Von Bremerhaven nach Vechta: Power Forward Will Vorhees (rechts). Foto: ProA / Peter / spfoto.de

Das Puzzle ist noch nicht ganz komplett, aber das Ziel ist in Sicht. „Wir haben jetzt neun Spieler unter Vertrag. Damit bin ich sehr zufrieden. Wir sind absolut konkurrenzfähig und haben auch menschlich eine ganz tolle Truppe zusammen. Und was die letzten zwei Positionen angeht, bin ich auch guter Dinge“, erklärte Thomas Päch. Als er das sagte, genoss der Trainer von Rasta Vechta gerade die Sommersonne in einem Cafe in Berlin-Schöneberg – und er freute sich über die Tatsache, dass Rastas Neuzugänge sechs und sieben perfekt sind. Der Basketball-Bundesligist gab am Mittwochnachmittag die Verpflichtung von Power Forward Will Vorhees (24/USA) sowie Aufbauspieler Jannes Hundt (23) bekannt. Beide haben in der vergangenen Saison in der 2. Bundesliga ProA gespielt – Vorhees für Vizemeister Eisbären Bremerhaven, Hundt für die Artland Dragons.

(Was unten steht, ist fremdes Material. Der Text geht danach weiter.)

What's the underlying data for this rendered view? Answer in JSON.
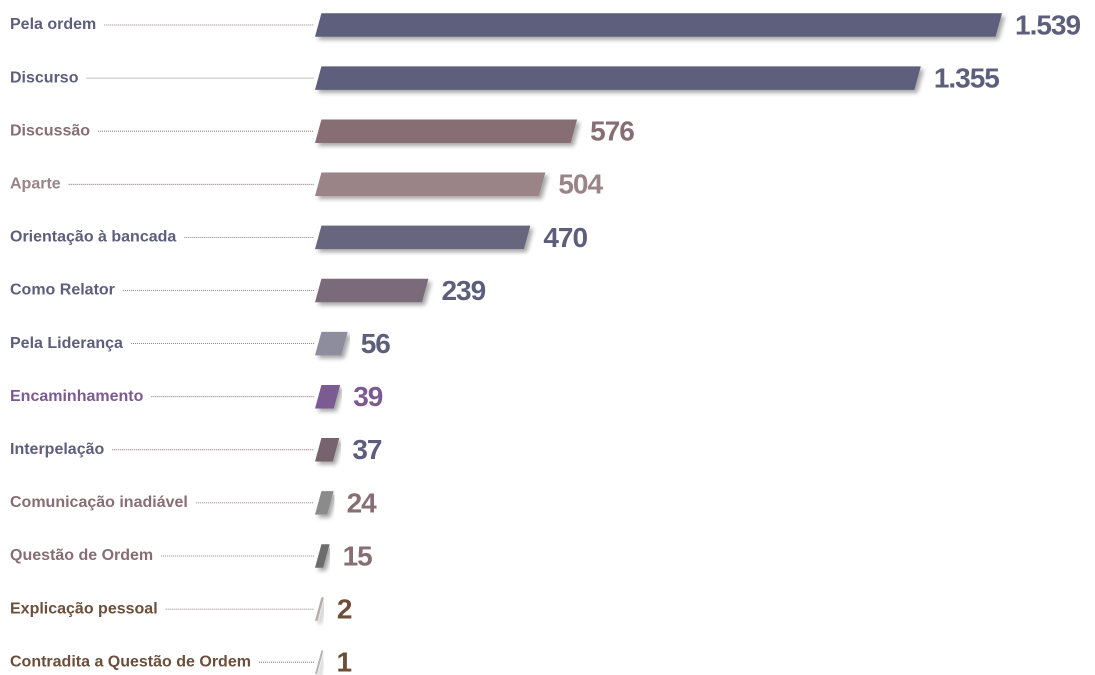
{
  "chart_data": {
    "type": "barh",
    "categories": [
      "Pela ordem",
      "Discurso",
      "Discussão",
      "Aparte",
      "Orientação à bancada",
      "Como Relator",
      "Pela Liderança",
      "Encaminhamento",
      "Interpelação",
      "Comunicação inadiável",
      "Questão de Ordem",
      "Explicação pessoal",
      "Contradita a Questão de Ordem"
    ],
    "values": [
      1539,
      1355,
      576,
      504,
      470,
      239,
      56,
      39,
      37,
      24,
      15,
      2,
      1
    ],
    "value_labels": [
      "1.539",
      "1.355",
      "576",
      "504",
      "470",
      "239",
      "56",
      "39",
      "37",
      "24",
      "15",
      "2",
      "1"
    ],
    "colors": [
      "#5d5e7b",
      "#5d5e7b",
      "#876e74",
      "#9a8487",
      "#67667f",
      "#7a6a7a",
      "#8e8d9e",
      "#7b5a92",
      "#76646e",
      "#8b8b8b",
      "#6c6c6c",
      "#b3aca4",
      "#b8b2ad"
    ],
    "label_colors": [
      "#5d5e7b",
      "#5d5e7b",
      "#876e74",
      "#9a8487",
      "#5d5e7b",
      "#5d5e7b",
      "#5d5e7b",
      "#7b5a92",
      "#5d5e7b",
      "#876e74",
      "#876e74",
      "#6b4f3a",
      "#6b4f3a"
    ]
  }
}
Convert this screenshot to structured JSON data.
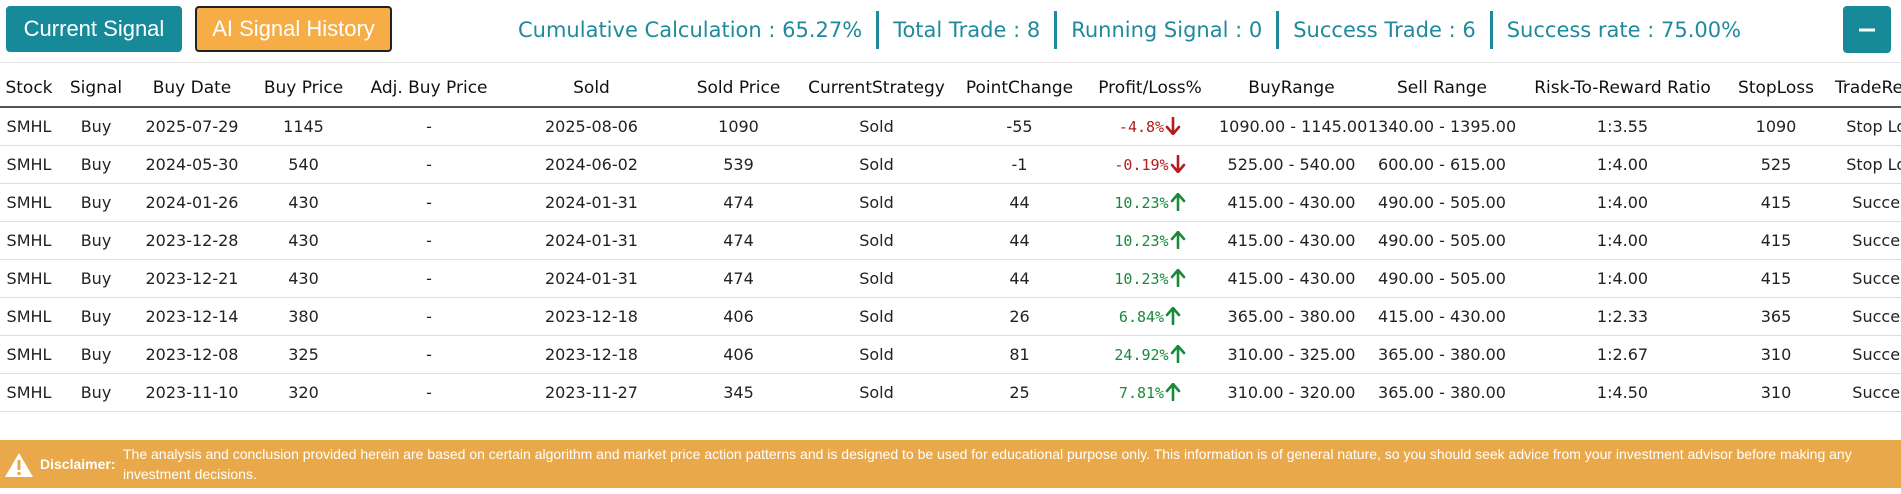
{
  "toolbar": {
    "current_signal_label": "Current Signal",
    "history_label": "AI Signal History",
    "collapse_icon": "minus-icon"
  },
  "stats": {
    "cumulative": "Cumulative Calculation :  65.27%",
    "total_trade": "Total Trade :  8",
    "running_signal": "Running Signal :  0",
    "success_trade": "Success Trade :  6",
    "success_rate": "Success rate :  75.00%"
  },
  "table": {
    "headers": [
      "Stock",
      "Signal",
      "Buy Date",
      "Buy Price",
      "Adj. Buy Price",
      "Sold",
      "Sold Price",
      "CurrentStrategy",
      "PointChange",
      "Profit/Loss%",
      "BuyRange",
      "Sell Range",
      "Risk-To-Reward Ratio",
      "StopLoss",
      "TradeResult"
    ],
    "rows": [
      {
        "stock": "SMHL",
        "signal": "Buy",
        "buy_date": "2025-07-29",
        "buy_price": "1145",
        "adj_buy_price": "-",
        "sold": "2025-08-06",
        "sold_price": "1090",
        "strategy": "Sold",
        "point_change": "-55",
        "pl": "-4.8%",
        "direction": "down",
        "buy_range": "1090.00 - 1145.00",
        "sell_range": "1340.00 - 1395.00",
        "rr": "1:3.55",
        "stop_loss": "1090",
        "result": "Stop Loss"
      },
      {
        "stock": "SMHL",
        "signal": "Buy",
        "buy_date": "2024-05-30",
        "buy_price": "540",
        "adj_buy_price": "-",
        "sold": "2024-06-02",
        "sold_price": "539",
        "strategy": "Sold",
        "point_change": "-1",
        "pl": "-0.19%",
        "direction": "down",
        "buy_range": "525.00 - 540.00",
        "sell_range": "600.00 - 615.00",
        "rr": "1:4.00",
        "stop_loss": "525",
        "result": "Stop Loss"
      },
      {
        "stock": "SMHL",
        "signal": "Buy",
        "buy_date": "2024-01-26",
        "buy_price": "430",
        "adj_buy_price": "-",
        "sold": "2024-01-31",
        "sold_price": "474",
        "strategy": "Sold",
        "point_change": "44",
        "pl": "10.23%",
        "direction": "up",
        "buy_range": "415.00 - 430.00",
        "sell_range": "490.00 - 505.00",
        "rr": "1:4.00",
        "stop_loss": "415",
        "result": "Success"
      },
      {
        "stock": "SMHL",
        "signal": "Buy",
        "buy_date": "2023-12-28",
        "buy_price": "430",
        "adj_buy_price": "-",
        "sold": "2024-01-31",
        "sold_price": "474",
        "strategy": "Sold",
        "point_change": "44",
        "pl": "10.23%",
        "direction": "up",
        "buy_range": "415.00 - 430.00",
        "sell_range": "490.00 - 505.00",
        "rr": "1:4.00",
        "stop_loss": "415",
        "result": "Success"
      },
      {
        "stock": "SMHL",
        "signal": "Buy",
        "buy_date": "2023-12-21",
        "buy_price": "430",
        "adj_buy_price": "-",
        "sold": "2024-01-31",
        "sold_price": "474",
        "strategy": "Sold",
        "point_change": "44",
        "pl": "10.23%",
        "direction": "up",
        "buy_range": "415.00 - 430.00",
        "sell_range": "490.00 - 505.00",
        "rr": "1:4.00",
        "stop_loss": "415",
        "result": "Success"
      },
      {
        "stock": "SMHL",
        "signal": "Buy",
        "buy_date": "2023-12-14",
        "buy_price": "380",
        "adj_buy_price": "-",
        "sold": "2023-12-18",
        "sold_price": "406",
        "strategy": "Sold",
        "point_change": "26",
        "pl": "6.84%",
        "direction": "up",
        "buy_range": "365.00 - 380.00",
        "sell_range": "415.00 - 430.00",
        "rr": "1:2.33",
        "stop_loss": "365",
        "result": "Success"
      },
      {
        "stock": "SMHL",
        "signal": "Buy",
        "buy_date": "2023-12-08",
        "buy_price": "325",
        "adj_buy_price": "-",
        "sold": "2023-12-18",
        "sold_price": "406",
        "strategy": "Sold",
        "point_change": "81",
        "pl": "24.92%",
        "direction": "up",
        "buy_range": "310.00 - 325.00",
        "sell_range": "365.00 - 380.00",
        "rr": "1:2.67",
        "stop_loss": "310",
        "result": "Success"
      },
      {
        "stock": "SMHL",
        "signal": "Buy",
        "buy_date": "2023-11-10",
        "buy_price": "320",
        "adj_buy_price": "-",
        "sold": "2023-11-27",
        "sold_price": "345",
        "strategy": "Sold",
        "point_change": "25",
        "pl": "7.81%",
        "direction": "up",
        "buy_range": "310.00 - 320.00",
        "sell_range": "365.00 - 380.00",
        "rr": "1:4.50",
        "stop_loss": "310",
        "result": "Success"
      }
    ]
  },
  "disclaimer": {
    "label": "Disclaimer:",
    "text": "The analysis and conclusion provided herein are based on certain algorithm and market price action patterns and is designed to be used for educational purpose only. This information is of general nature, so you should seek advice from your investment advisor before making any investment decisions.",
    "icon": "warning-icon"
  },
  "colors": {
    "teal": "#178a9a",
    "orange": "#f6ad45",
    "profit": "#1a8a3a",
    "loss": "#b11c1c",
    "disclaimer_bg": "#e9a849"
  }
}
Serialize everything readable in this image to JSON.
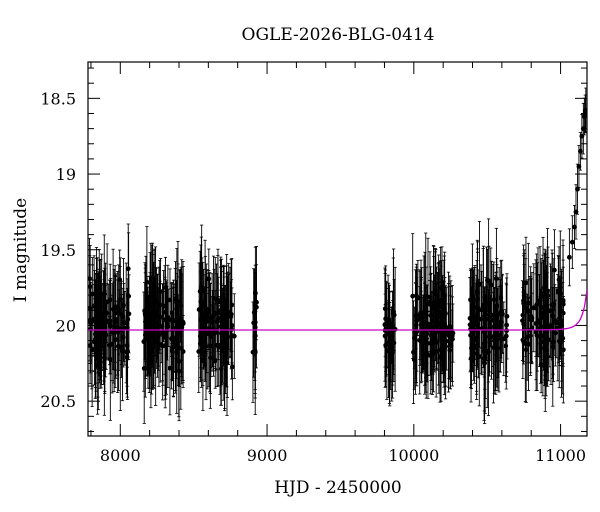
{
  "chart_data": {
    "type": "scatter",
    "title": "OGLE-2026-BLG-0414",
    "xlabel": "HJD - 2450000",
    "ylabel": "I magnitude",
    "xlim": [
      7780,
      11180
    ],
    "ylim": [
      20.73,
      18.26
    ],
    "y_inverted": true,
    "xticks": [
      8000,
      9000,
      10000,
      11000
    ],
    "xtick_labels": [
      "8000",
      "9000",
      "10000",
      "11000"
    ],
    "yticks": [
      18.5,
      19,
      19.5,
      20,
      20.5
    ],
    "ytick_labels": [
      "18.5",
      "19",
      "19.5",
      "20",
      "20.5"
    ],
    "grid": false,
    "legend": "none",
    "colors": {
      "points": "#000000",
      "model": "#cc00cc"
    },
    "observing_seasons": [
      {
        "x_start": 7790,
        "x_end": 8060,
        "mean_mag": 20.0
      },
      {
        "x_start": 8160,
        "x_end": 8430,
        "mean_mag": 20.0
      },
      {
        "x_start": 8530,
        "x_end": 8780,
        "mean_mag": 20.0
      },
      {
        "x_start": 8900,
        "x_end": 8930,
        "mean_mag": 20.0
      },
      {
        "x_start": 9800,
        "x_end": 9880,
        "mean_mag": 20.05
      },
      {
        "x_start": 9990,
        "x_end": 10270,
        "mean_mag": 20.0
      },
      {
        "x_start": 10380,
        "x_end": 10640,
        "mean_mag": 20.0
      },
      {
        "x_start": 10740,
        "x_end": 11020,
        "mean_mag": 19.95
      }
    ],
    "typical_error": 0.3,
    "series": [
      {
        "data": [
          [
            11060,
            19.55
          ],
          [
            11080,
            19.45
          ],
          [
            11095,
            19.35
          ],
          [
            11105,
            19.25
          ],
          [
            11115,
            19.1
          ],
          [
            11125,
            18.95
          ],
          [
            11135,
            18.85
          ],
          [
            11145,
            18.75
          ],
          [
            11155,
            18.7
          ],
          [
            11162,
            18.62
          ],
          [
            11168,
            18.6
          ],
          [
            11172,
            18.58
          ]
        ]
      }
    ],
    "model": {
      "baseline_mag": 20.03,
      "t0": 11240,
      "u0": 0.1,
      "tE": 55,
      "fs": 1.0
    }
  }
}
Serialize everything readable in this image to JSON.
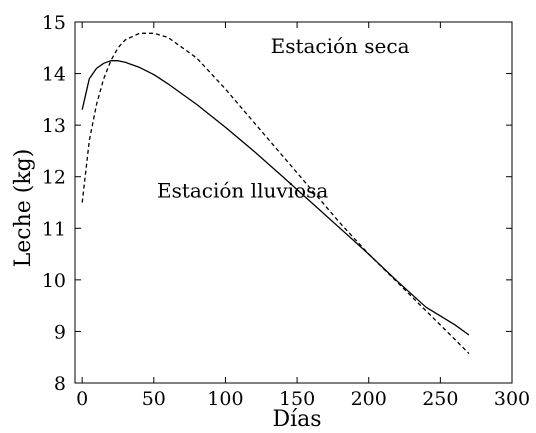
{
  "chart_data": {
    "type": "line",
    "title": "",
    "xlabel": "Días",
    "ylabel": "Leche (kg)",
    "xlim": [
      -5,
      300
    ],
    "ylim": [
      8,
      15
    ],
    "grid": false,
    "legend": "none",
    "xticks": [
      0,
      50,
      100,
      150,
      200,
      250,
      300
    ],
    "yticks": [
      8,
      9,
      10,
      11,
      12,
      13,
      14,
      15
    ],
    "series": [
      {
        "name": "Estación lluviosa",
        "style": "solid",
        "color": "#000000",
        "x": [
          0,
          5,
          10,
          15,
          20,
          25,
          30,
          40,
          50,
          60,
          80,
          100,
          120,
          140,
          160,
          180,
          200,
          220,
          240,
          260,
          270
        ],
        "y": [
          13.3,
          13.9,
          14.1,
          14.2,
          14.25,
          14.25,
          14.22,
          14.12,
          13.98,
          13.8,
          13.4,
          12.96,
          12.49,
          12.0,
          11.5,
          11.0,
          10.5,
          9.97,
          9.47,
          9.13,
          8.93
        ]
      },
      {
        "name": "Estación seca",
        "style": "dashed",
        "color": "#000000",
        "x": [
          0,
          5,
          10,
          15,
          20,
          25,
          30,
          40,
          50,
          60,
          80,
          100,
          120,
          140,
          160,
          180,
          200,
          220,
          240,
          260,
          270
        ],
        "y": [
          11.5,
          12.7,
          13.4,
          13.9,
          14.25,
          14.5,
          14.65,
          14.78,
          14.78,
          14.7,
          14.3,
          13.7,
          13.05,
          12.4,
          11.75,
          11.1,
          10.5,
          9.95,
          9.4,
          8.85,
          8.57
        ]
      }
    ],
    "annotations": [
      {
        "text": "Estación seca",
        "x": 180,
        "y": 14.4
      },
      {
        "text": "Estación lluviosa",
        "x": 112,
        "y": 11.6
      }
    ]
  }
}
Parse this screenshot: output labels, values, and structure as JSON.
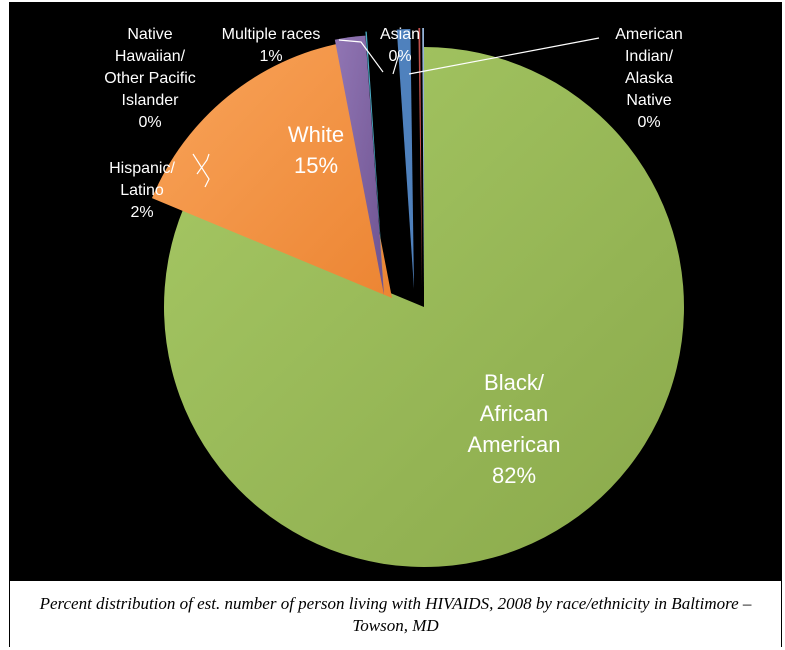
{
  "chart_data": {
    "type": "pie",
    "title": "",
    "legend": "none",
    "categories": [
      "Black/ African American",
      "White",
      "Hispanic/ Latino",
      "Native Hawaiian/ Other Pacific Islander",
      "Multiple races",
      "Asian",
      "American Indian/ Alaska Native"
    ],
    "series": [
      {
        "values": [
          82,
          15,
          2,
          0,
          1,
          0,
          0
        ]
      }
    ],
    "slices": [
      {
        "label_lines": [
          "Black/",
          "African",
          "American"
        ],
        "percent_label": "82%",
        "value": 82,
        "color": "#9bbb59",
        "exploded": false
      },
      {
        "label_lines": [
          "White"
        ],
        "percent_label": "15%",
        "value": 15,
        "color": "#f79646",
        "exploded": true
      },
      {
        "label_lines": [
          "Hispanic/",
          "Latino"
        ],
        "percent_label": "2%",
        "value": 2,
        "color": "#8064a2",
        "exploded": true
      },
      {
        "label_lines": [
          "Native",
          "Hawaiian/",
          "Other Pacific",
          "Islander"
        ],
        "percent_label": "0%",
        "value": 0,
        "color": "#4bacc6",
        "exploded": true
      },
      {
        "label_lines": [
          "Multiple races"
        ],
        "percent_label": "1%",
        "value": 1,
        "color": "#4f81bd",
        "exploded": true
      },
      {
        "label_lines": [
          "Asian"
        ],
        "percent_label": "0%",
        "value": 0,
        "color": "#c0504d",
        "exploded": true
      },
      {
        "label_lines": [
          "American",
          "Indian/",
          "Alaska",
          "Native"
        ],
        "percent_label": "0%",
        "value": 0,
        "color": "#95b3d7",
        "exploded": true
      }
    ],
    "background": "#000000",
    "label_color": "#ffffff"
  },
  "caption": "Percent distribution of est. number of person living with HIVAIDS, 2008 by race/ethnicity in Baltimore – Towson, MD"
}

Ex-Kapitän Derrick Allen wird Co-Trainer

Parallel zum Kader-Puzzle hat Rasta auch die Co-Trainer-Lücke geschlossen. Nach der unerwarteten Kündigung von Arne Woltmann, der nur zwei Wochen nach seinem Amtsantritt um die Auflösung seines Vertrages bat, um zum litauischen EuroLeague-Klub Zalgiris Kaunas wechseln zu können, gab's nun eine Einigung mit Derrick Allen. Der 40 Jahre alte Ex-Kapitän von Rasta, der in der letzten Saison 2. Co-Trainer von Pedro Calles war, bleibt dem Klub jetzt doch erhalten und steigt zum „1. Assistant Coach“ auf.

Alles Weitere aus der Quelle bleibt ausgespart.